Posted by Dave Thomas on June 27, 2011 in Business News, Internet Marketing, Legal Matters for Business [ 0 Comments ]
It gives them the ability to see how they measure up against competitors in the eyes of the consumer, where they need to tweak goods and/or services, and where there is room for growth.
When it comes to the search engine giant Google, a number of other companies are indicating it is time for the competition to heat up.
Google announced June 24 that it is the subject of a government probe, something that others in the search engine arena have been seeking for some time now.
In a blog post, the company reported that it is being investigated by the Federal Trade Commission (FTC), stating it is “unclear exactly what the FTC’s concerns are.”
Noting that “The competition is only one click away,” Google denies that it is holding a monopoly on the search engine business. Google added, “We recognize that our success has led to greater scrutiny. Using Google is a choice — and there are lots of other choices available to you for getting information.”
It comes as no surprise to those who use the Internet that Google is the dominant player.
According to comScore, the Mountain View, California-based company controls approximately two-thirds of the search market in the U.S., while maintaining more than 80 percent of the share in many parts of Europe. The company also licenses the world’s largest smartphone operating system and it share of U.S. display advertising revenue recently topped Yahoo.
While major companies have been targeted before to prevent them from becoming monopolies in their respective industries, Google is not likely to be broken up anytime soon. U.S. antitrust law states that it is not illegal to be a monopoly – only to purchase one unlawfully or abuse it.
According to a Wall Street Journal report, the FTC probe is likely to focus in on whether the search engine giant’s searches unfairly direct users to the company’s ever-increasing network of services at the expense of rivals.
Some companies have complained that Google’s marketing position allows it to determine whether businesses win or lose, highlighting the way Google ranks its own services in its “natural” search results and/or the figure it charges them to place an advertisement.
According to Fairsearch.org, a group that represents a number of companies opposed to Google’s tactics, “Google engages in anti-competitive behavior…that harms consumers by restricting the ability of other companies to compete to put the best products and services in front of Internet users, who should be allowed to pick winners and losers online, not Google.”
While the government obviously has an interest in the practices of Google to make sure it is playing by the rules, some states have also gotten in on the action.

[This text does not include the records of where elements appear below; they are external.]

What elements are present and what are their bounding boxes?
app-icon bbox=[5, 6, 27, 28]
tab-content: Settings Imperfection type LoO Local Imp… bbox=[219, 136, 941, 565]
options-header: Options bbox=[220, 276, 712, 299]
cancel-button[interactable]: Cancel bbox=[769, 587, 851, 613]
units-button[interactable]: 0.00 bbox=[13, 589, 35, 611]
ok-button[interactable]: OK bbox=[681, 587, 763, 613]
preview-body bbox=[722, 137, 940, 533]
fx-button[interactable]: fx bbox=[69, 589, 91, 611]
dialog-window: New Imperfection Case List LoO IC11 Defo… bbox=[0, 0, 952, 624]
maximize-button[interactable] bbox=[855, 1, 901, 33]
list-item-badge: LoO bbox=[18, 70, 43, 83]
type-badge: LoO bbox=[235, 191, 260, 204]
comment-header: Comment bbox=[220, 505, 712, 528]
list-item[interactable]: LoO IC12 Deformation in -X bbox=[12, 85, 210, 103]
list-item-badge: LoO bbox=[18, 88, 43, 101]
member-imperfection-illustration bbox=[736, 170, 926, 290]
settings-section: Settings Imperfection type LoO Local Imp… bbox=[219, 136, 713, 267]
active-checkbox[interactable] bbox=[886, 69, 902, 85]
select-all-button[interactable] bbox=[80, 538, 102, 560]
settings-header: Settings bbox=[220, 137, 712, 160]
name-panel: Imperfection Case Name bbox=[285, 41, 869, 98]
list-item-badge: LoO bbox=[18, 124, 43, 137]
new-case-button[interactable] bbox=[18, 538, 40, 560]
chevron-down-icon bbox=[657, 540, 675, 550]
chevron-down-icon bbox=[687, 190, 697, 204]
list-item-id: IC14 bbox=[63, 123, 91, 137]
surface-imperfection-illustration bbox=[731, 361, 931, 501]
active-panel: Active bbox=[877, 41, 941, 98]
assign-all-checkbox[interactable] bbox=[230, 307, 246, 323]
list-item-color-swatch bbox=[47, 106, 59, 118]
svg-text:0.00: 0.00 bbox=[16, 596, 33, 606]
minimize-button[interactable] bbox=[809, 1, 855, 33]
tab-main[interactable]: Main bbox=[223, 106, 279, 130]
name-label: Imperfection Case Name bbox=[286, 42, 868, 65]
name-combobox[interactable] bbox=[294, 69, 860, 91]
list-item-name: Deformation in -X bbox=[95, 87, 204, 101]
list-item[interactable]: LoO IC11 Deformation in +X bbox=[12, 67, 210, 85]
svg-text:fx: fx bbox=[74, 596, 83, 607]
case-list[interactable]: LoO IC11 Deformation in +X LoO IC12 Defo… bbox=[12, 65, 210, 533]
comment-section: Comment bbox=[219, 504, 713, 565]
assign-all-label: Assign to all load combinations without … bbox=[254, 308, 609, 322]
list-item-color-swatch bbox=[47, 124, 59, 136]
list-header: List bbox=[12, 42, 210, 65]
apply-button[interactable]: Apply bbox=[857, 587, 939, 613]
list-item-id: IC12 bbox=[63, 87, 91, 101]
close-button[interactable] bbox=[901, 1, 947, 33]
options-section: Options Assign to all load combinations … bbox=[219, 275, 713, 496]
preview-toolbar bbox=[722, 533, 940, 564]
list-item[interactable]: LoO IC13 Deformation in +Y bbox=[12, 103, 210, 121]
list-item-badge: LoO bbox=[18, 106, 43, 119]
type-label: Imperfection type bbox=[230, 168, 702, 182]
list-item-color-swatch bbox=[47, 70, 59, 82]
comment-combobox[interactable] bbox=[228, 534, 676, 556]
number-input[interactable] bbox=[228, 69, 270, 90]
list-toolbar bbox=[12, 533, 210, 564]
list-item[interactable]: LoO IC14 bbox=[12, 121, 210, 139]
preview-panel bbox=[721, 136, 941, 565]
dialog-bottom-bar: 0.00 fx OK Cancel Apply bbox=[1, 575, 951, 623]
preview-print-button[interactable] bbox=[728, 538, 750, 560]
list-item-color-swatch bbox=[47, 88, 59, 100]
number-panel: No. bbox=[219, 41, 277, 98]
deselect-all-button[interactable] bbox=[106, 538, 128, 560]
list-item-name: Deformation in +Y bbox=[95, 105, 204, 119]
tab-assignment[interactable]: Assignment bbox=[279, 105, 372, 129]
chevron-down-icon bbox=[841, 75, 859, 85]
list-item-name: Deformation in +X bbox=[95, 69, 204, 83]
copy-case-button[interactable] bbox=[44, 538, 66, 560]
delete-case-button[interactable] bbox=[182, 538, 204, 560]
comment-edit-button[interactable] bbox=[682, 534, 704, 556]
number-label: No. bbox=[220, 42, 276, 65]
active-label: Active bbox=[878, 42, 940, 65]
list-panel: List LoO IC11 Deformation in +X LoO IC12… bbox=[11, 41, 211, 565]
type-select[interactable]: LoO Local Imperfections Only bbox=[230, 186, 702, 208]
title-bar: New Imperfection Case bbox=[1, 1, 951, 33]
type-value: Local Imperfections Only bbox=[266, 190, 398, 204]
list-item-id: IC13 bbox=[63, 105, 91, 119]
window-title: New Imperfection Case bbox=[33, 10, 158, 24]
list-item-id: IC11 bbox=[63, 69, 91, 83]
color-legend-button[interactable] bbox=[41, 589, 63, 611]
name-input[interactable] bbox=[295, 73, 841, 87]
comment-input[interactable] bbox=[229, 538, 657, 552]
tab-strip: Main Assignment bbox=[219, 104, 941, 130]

Attorneys general in Texas, New York, California and Ohio have either started investigations of Google or began preliminary probes.
For the time being, Google is likely to continue its present form of business and comply with any and all federal and state investigations.
In 2010, it is estimated that Google’s annual revenue was $29.32 billion, a 24 percent gain from the previous year. Meantime, the company’s 2010 net income was $8.51 billion, a 30 percent jump from 2009.
With numbers like those, is the competition really only one click away?